Все же подготовка по русской филологии, легко соединяясь с унаследованной от предшествующего поколения народнической фольклористикой, помогла мистическому самоопределению Блока. В своих студенческих работах Блок искал материал, который помог бы найти компромисс между влекущей его мистикой и диссертабельными филологическими темами. Сначала он хотел писать реферат о Достоевском, причем точно выбрал самый мистический из его образов — Ивана-Царевича[1174]. Эта фигура самозванца, перешедшая в Бесы из народной сказки, всерьез воспринималась как ролевая модель. Сокурсник Блока, поэт Леонид Семенов, прошедший путь от социал-демократа до сектанта, в 1904 году мечтал сам стать Иваном-Царевичем из Бесов[1175], и о подобных самозванческих претензиях позднего народничества Гиппиус написала своего Романа-Царевича. Студент Блок думал также о Сказаниях о иконах Богородицы, о письмах Жуковского и в конце концов остановился на русском масонстве. В своем реферате Болотов и Новиков[1176] Блок противопоставлял западные масонские и русские мистические влияния[1177]. Единственная собственно филологическая работа Блока — очерк Поэзия заговоров и заклинаний весь проникнут темами русской фольклорной мистики; здесь уже просматривается связь с позднейшей эссеистикой Блока.

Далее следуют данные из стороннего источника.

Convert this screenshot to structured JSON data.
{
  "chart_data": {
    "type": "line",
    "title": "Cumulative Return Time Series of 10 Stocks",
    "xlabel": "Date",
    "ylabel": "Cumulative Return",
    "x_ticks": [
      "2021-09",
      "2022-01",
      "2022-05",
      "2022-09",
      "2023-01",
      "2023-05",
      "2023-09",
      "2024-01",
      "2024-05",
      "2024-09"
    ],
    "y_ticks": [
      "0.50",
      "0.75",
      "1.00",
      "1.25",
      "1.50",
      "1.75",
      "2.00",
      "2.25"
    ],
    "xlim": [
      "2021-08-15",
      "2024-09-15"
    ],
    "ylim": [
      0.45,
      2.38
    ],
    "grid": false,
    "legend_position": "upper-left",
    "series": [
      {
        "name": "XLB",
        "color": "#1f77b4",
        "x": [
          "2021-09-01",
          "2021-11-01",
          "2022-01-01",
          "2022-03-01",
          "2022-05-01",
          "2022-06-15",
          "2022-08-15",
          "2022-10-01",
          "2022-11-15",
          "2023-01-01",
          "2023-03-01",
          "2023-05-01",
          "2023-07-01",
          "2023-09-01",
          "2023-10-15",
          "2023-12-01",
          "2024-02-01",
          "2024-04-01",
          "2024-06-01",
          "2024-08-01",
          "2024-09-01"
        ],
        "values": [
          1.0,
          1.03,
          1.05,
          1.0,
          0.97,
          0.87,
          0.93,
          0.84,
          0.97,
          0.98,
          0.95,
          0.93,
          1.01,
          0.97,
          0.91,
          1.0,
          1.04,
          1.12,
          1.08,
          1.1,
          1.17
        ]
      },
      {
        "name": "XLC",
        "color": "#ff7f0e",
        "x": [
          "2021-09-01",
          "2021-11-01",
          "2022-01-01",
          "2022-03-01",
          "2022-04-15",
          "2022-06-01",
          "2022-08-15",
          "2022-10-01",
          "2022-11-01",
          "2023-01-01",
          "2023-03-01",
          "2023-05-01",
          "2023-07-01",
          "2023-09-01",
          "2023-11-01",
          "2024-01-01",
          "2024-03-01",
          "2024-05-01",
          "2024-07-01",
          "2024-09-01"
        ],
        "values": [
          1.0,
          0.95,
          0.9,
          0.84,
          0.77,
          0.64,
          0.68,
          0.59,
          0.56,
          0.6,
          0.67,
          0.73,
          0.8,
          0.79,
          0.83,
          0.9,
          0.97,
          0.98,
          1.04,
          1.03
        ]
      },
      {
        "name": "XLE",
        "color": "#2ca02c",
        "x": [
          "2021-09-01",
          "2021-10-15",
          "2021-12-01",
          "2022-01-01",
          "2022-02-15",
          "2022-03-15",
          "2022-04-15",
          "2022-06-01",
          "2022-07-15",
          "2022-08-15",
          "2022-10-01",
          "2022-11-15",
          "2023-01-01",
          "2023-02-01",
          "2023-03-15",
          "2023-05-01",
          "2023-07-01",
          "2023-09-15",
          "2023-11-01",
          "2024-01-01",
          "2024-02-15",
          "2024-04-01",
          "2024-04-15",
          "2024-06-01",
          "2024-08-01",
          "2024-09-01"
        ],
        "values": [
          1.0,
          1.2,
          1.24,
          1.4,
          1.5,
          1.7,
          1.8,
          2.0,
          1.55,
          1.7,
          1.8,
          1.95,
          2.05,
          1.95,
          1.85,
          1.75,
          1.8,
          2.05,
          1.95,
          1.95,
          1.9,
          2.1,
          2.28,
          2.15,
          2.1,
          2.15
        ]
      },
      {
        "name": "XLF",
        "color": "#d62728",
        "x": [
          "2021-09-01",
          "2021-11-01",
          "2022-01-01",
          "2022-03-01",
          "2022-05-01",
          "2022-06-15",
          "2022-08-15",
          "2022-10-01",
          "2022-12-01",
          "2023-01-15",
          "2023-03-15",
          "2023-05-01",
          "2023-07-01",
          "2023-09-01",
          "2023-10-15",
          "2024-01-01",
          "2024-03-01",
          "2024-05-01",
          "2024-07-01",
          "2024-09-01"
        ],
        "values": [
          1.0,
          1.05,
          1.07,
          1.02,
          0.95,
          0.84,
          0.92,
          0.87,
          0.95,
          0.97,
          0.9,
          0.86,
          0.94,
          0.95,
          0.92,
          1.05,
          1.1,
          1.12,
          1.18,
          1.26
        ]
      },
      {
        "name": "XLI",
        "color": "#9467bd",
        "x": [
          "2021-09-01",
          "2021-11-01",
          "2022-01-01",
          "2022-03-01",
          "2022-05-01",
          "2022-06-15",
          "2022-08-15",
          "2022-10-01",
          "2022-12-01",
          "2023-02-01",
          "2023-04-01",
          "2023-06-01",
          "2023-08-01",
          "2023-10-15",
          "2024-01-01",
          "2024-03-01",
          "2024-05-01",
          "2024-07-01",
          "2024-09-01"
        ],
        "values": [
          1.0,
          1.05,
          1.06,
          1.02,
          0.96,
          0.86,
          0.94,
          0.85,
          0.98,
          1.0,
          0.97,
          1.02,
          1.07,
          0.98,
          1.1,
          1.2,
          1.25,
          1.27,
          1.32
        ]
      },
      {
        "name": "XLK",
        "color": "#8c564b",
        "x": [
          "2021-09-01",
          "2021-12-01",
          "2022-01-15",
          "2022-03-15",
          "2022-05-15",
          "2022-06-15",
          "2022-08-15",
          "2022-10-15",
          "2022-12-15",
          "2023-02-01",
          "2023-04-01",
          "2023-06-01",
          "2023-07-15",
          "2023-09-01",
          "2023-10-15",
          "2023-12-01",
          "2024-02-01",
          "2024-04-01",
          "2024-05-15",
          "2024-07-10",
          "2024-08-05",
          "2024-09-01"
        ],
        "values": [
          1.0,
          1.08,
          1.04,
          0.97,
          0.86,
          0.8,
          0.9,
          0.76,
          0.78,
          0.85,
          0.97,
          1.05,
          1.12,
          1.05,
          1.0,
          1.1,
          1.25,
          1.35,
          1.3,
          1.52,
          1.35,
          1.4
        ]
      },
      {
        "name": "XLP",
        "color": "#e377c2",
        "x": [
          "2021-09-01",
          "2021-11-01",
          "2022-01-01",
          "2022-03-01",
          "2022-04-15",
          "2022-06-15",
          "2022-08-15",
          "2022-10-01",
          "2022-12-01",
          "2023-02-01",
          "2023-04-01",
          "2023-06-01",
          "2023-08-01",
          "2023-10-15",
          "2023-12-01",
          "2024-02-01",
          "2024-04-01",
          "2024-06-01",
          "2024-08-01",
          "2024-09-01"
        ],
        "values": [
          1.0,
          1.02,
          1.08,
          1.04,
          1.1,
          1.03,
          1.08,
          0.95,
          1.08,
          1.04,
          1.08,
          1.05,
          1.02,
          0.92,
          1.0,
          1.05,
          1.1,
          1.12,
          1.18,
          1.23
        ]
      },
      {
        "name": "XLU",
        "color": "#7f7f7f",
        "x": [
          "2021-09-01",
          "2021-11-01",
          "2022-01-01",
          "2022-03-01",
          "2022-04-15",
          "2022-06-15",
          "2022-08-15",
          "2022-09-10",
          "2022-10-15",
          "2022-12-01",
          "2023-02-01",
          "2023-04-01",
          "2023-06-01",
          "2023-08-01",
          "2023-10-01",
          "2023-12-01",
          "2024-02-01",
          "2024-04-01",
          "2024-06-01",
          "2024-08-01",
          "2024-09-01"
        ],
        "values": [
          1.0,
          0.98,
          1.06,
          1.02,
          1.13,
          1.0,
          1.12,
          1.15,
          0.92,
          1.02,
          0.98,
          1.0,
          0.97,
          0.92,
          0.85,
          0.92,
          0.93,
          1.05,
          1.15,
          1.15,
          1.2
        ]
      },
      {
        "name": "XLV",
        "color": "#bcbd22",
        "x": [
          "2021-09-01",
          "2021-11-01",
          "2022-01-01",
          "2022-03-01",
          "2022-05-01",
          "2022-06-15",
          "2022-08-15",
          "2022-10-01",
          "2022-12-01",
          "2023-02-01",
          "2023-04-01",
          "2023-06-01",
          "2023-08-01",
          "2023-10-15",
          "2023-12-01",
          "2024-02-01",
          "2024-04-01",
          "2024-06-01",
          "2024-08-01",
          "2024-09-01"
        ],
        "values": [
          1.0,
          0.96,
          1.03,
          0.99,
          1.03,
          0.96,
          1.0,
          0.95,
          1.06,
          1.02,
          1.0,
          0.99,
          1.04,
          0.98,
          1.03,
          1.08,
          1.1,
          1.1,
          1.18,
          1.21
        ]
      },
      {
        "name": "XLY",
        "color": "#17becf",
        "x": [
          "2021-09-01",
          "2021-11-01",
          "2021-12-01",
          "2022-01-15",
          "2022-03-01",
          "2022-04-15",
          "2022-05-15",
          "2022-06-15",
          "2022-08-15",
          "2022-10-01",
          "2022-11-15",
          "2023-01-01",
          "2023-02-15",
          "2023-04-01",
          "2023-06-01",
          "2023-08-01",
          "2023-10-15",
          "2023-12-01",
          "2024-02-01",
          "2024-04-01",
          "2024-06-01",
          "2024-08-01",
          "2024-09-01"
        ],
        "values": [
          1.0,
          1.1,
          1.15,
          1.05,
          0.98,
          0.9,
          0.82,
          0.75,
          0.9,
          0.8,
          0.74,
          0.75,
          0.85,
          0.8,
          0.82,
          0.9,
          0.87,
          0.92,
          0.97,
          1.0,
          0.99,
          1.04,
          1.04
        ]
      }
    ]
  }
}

В отличие от таких фигур Серебряного века, имевших личный и иногда глубокий опыт отношений с сектантами и раскольниками, как Кузмин, Бердяев, Клюев, Пришвин, знакомство Блока с русскими сектами было почти исключительно книжным. По злым словам Белого, «Блок народа боялся; народ ему нужен был для подпуга: интеллигенции»[1178]. Письма самого Блока из его дома-дачи в Шахматове полны вполне барского раздражения на ленивых работников (например, на плотников во время ремонта). В деревнях, окружавших Шахматове, сектантов, насколько мы знаем из воспоминаний, не было; не имело влияния в этой местности и духовенство[1179]. ‘Народолюбие’ Блока в гораздо большей степени зависело от круга его чтения, в который входили книги о русском фольклоре, расколе и сектах. Так, Блок с увлечением читал Мельникова-Печерского, профессионального сектоведа и популярного писателя; «местами хорошо», — сообщал он матери свои впечатления[1180]. Образы Мельникова были настолько значимы, что Блок сам сравнивал его Фаину из романа На горах с собственной Фаиной из Песни Судьбы: «тоже — раскольница с демоническим»[1181]. На столь прямое признание предшественника нечасто решаются поэты. Знал Блок и работы другого исследователя русского раскола, крупнейшего историка-идеолога народничества Афанасия Щапова[1182]. В библиотеке Блока[1183] сохранилась содержащая его пометы книга Коновалова Религиозный экстаз в русском мистическом сектантстве и книга Пругавина Бунт против природы (о хлыстах и хлыстовстве).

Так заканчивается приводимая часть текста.